What I want to pre-sell is [one-sentence offer], and the target customer is [specific customer]. I have not built anything yet.

Write copy for a pre-sell landing page with:
1. A one-line headline that says who it is for and what pain it solves.
2. Three value points, written in the customer's words.
3. One costly call to action (prepay / deposit / booked call), with two wordings.

Keep the tone plain, no hype, no exclamation marks.

Judge the real signal

I put the pre-sell in front of [number] real customers.
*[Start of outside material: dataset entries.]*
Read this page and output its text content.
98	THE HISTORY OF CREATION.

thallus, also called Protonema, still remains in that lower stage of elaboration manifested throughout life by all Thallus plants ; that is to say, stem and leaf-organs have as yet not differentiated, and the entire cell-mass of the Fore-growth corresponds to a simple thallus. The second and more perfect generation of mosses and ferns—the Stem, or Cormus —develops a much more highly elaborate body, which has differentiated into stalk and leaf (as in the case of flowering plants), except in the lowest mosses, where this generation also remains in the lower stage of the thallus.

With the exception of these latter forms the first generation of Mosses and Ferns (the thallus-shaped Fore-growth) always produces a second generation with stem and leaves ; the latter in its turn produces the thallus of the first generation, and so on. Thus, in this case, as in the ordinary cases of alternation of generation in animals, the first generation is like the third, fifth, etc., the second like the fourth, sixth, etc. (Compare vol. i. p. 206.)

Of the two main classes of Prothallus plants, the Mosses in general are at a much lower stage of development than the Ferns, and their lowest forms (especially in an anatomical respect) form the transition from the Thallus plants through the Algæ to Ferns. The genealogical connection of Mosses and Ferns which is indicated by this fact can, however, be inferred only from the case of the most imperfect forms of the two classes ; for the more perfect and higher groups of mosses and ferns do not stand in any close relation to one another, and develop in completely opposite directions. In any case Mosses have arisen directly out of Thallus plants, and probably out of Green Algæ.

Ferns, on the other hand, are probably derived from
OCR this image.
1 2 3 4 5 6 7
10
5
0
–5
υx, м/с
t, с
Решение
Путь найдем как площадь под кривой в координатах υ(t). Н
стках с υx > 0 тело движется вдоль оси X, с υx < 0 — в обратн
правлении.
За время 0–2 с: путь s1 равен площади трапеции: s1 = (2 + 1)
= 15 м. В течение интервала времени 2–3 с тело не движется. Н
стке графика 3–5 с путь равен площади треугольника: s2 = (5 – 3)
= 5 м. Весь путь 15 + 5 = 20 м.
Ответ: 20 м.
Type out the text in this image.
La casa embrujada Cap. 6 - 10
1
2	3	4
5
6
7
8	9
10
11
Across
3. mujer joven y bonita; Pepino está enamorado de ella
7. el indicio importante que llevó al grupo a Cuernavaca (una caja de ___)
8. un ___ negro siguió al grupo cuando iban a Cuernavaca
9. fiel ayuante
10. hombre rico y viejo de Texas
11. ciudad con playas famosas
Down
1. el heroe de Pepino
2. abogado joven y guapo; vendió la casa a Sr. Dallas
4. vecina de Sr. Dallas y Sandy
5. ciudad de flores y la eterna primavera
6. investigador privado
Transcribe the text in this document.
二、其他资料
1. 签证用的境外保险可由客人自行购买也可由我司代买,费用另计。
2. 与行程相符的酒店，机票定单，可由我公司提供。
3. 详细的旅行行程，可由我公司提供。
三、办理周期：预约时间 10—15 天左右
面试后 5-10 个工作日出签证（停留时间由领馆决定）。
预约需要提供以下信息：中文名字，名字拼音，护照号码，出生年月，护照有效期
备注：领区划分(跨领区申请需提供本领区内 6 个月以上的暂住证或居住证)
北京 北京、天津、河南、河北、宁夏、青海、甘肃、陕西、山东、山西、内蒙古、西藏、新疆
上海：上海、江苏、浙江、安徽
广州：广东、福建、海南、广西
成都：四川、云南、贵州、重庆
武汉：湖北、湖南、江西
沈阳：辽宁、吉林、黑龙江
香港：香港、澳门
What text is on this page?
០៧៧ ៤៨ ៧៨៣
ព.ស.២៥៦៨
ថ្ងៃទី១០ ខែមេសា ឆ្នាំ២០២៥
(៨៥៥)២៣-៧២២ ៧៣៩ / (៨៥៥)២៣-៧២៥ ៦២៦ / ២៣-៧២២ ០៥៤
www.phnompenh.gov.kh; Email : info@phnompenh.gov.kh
The feedback was roughly:
[paste what you actually heard here]

Help me:
1. Sort the feedback into three buckets: costly "yes," verbal "yes," clear "no."
2. Judge whether this is a strong or weak signal, with reasons.
3. Tell me plainly: continue, change the offer, or kill it. Do not soften it for me.

Acceptance signals

  • Several people gave a costly yes (prepay, deposit, or commitment).
  • You heard the pain in their own words.
  • You would bet your own money on this.